Hacker News new | past | comments | ask | show | jobs | submit login
Ask HN: How does a beginner best spend one week of learning machine learning?
107 points by mrborgen on April 24, 2015 | hide | past | favorite | 35 comments
I'll spend all my time next week studying machine learning. However, I know that it's easy to get lost in overly theoretical material when learning ML.

So I'm interested in some advice on how to best spend my time, given that I'd like to get as much practical knowledge as possible.

Here is the level I'm at now:

I'm currently halfways though Andrew Ng's ML course on Coursera, and will probably finish this within the week. I love the mix of theory an practice this course is based around.

I've also done the Udacity - Intro to Machine Learning, but found it too theoretical.

I kind of understand the basic principles of linear & logistic regression, cost functions and gradient descent & the normal equation.

By the end of the week, I hope to be able to do linear regression using gradient descent on an actual dataset. If so, the week has been very well spent!

My preferred language is Python.

All tips and suggestions are highly appreciated :)

I think you're in a position to learn a lot in a week. My advice would be to create a simple data set and go through what you learned in Andrew Ng's course with scikit-learn (even better, since you already prefer Python).


Much of what you learn in Ng's course is how to implement these algorithms - there's less (no?) emphasis on using existing libraries in R or Python. I think that implementing your own code base for logistic regression, neural net, random forest, and so forth is an extremely valuable exercise, but I'd recommend you put that aside just for the moment. Instead, try using some of the existing libraries.

For instance, use scikit-learn's logistic regression, neural net, and random forest (not covered in Ng's class) libraries to do a classification. You don't want to use these with no understanding of how they work, but you've done the coursera, so see if you can use your knowledge of how these algorithms differ to create dataset that will highlight the benefits each approach (i.e.., can you create a dataset that works great for logistic regression but poorly for neural nets, or random forest?) Think about how you'd use an unsupervised approach to classification, and run it through k-means. I really think that applying different techniques to the same dataset, on a high level, combined with general knowledge of what's going on under the hood, can be a great way to understand how/when to use these algorithms.

Thanks a lot for all the advise! Using a library at first seems like a good idea. And then go deeper into the material as I learn the the practicalities, rather than doing it the other way around.

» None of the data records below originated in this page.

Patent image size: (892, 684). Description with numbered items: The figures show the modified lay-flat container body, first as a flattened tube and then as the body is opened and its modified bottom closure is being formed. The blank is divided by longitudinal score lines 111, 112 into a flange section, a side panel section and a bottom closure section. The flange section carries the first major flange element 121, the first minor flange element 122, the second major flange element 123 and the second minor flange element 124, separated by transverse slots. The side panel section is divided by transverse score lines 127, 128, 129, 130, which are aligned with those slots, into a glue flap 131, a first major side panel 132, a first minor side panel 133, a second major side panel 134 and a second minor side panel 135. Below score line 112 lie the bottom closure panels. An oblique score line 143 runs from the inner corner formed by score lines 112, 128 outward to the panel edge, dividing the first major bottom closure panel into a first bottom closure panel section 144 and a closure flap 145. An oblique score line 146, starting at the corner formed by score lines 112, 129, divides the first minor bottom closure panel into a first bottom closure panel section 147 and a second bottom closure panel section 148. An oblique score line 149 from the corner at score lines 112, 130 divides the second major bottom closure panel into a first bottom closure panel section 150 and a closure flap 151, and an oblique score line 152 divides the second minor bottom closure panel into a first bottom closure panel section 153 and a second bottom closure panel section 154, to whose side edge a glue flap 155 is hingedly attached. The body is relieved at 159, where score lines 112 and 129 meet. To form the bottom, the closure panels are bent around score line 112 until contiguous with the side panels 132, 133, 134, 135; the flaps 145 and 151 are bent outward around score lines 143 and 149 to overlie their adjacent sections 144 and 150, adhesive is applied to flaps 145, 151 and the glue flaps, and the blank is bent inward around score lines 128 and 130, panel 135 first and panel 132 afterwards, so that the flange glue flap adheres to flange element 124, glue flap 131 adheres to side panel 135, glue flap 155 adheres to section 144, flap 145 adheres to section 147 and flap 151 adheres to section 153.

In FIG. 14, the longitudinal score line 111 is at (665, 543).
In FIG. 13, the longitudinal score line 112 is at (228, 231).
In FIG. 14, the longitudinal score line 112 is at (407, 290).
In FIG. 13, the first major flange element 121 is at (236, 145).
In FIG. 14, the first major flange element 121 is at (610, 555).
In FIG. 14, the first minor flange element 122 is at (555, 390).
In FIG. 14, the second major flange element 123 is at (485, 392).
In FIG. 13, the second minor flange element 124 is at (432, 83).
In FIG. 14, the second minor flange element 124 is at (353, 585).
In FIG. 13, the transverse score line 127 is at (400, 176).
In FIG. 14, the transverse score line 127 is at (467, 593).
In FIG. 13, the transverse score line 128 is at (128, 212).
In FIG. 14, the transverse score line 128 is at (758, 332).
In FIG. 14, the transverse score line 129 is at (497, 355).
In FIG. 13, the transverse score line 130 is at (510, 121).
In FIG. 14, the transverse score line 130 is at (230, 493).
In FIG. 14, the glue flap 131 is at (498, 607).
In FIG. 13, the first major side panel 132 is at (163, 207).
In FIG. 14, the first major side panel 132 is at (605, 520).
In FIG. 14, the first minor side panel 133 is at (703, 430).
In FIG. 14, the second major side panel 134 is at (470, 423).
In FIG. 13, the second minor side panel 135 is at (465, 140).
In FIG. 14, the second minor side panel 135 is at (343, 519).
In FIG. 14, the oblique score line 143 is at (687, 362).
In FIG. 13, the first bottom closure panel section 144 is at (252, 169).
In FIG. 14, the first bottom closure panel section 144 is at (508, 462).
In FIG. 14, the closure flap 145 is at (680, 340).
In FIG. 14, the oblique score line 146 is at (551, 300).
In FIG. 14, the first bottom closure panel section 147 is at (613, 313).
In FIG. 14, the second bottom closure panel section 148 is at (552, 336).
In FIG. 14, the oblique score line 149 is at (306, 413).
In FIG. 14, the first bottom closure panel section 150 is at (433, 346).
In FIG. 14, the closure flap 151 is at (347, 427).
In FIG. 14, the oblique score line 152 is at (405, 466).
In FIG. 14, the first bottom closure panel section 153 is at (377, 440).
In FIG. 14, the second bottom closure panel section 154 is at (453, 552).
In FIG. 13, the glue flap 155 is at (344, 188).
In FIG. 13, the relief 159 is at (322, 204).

Honestly, with only a week you can't really learn a lot so I'd recommend doing something practical. See the canonical answer here:


Go to Kaggle and do one of the competitions.


and reference the wiki for help:


In my opinion, the only way to learn machine learning without a strong foundation is to page in learning. That means you'll need to pick a practical task and just jump into it and find out what you don't know.

If you've never done anything practical, great you'll need to learn about the basic data structures of machine learning.

Find out what a data frame is, what time series analysis is and what data structures you need to do it.

Are you going to do classification or prediction? Pick one and learn some of the basic tools used for it.

I second using kaggle. They have a lot of 'competitions' that are really just learning exercises with a lot of information about the techniques used directly linked to the competition.

Thanks for the tips!

I'm considering to use a dataset Bank of England has about households in England. As far as I understand, the data can be used for both prediction and classification. It has quite a lot of different features.

Which one would you recommend to start with, in general?

I signed up to HN just to reply. I suggest doing the MNIST dataset. The features are really simple (greyscale pixel values) yet it works very well. You can also play with different classifiers to see how they behave (training time and classification performance).

This will let you setup a whole pipeline from feature selection (in this case just normalise, you can try 0 to 1 or -1 to 1 or subtract mean then divide by stddev, or don't normalize and see what happens) to training the model and evaluating its performance with cross validation. Then you can check your CV results by submitting to the leaderboard.

I took Andrew Ng's ML course then played with the MNIST dataset. I learnt heaps by doing this. Then I got carried away competing in real competitions. :) That's where more advanced feature selection came into play as well as making sure your CV split is representative of the test split.

I was using scikit-learn and just swapping classifiers in and out trying different ones as well as trying different parameters. You can even roll your own logistic regression if you want and see how regularisation affects performance etc.

Awesome, thanks, I'll definitely test out that dataset! Btw, have you proceeded with any MOOC's after Andrew Ng's ML course? Anyone you'd like to recommend?

Sorry I didn't take any more courses after that. However I did continue to read every ML link that appeared on HN front page.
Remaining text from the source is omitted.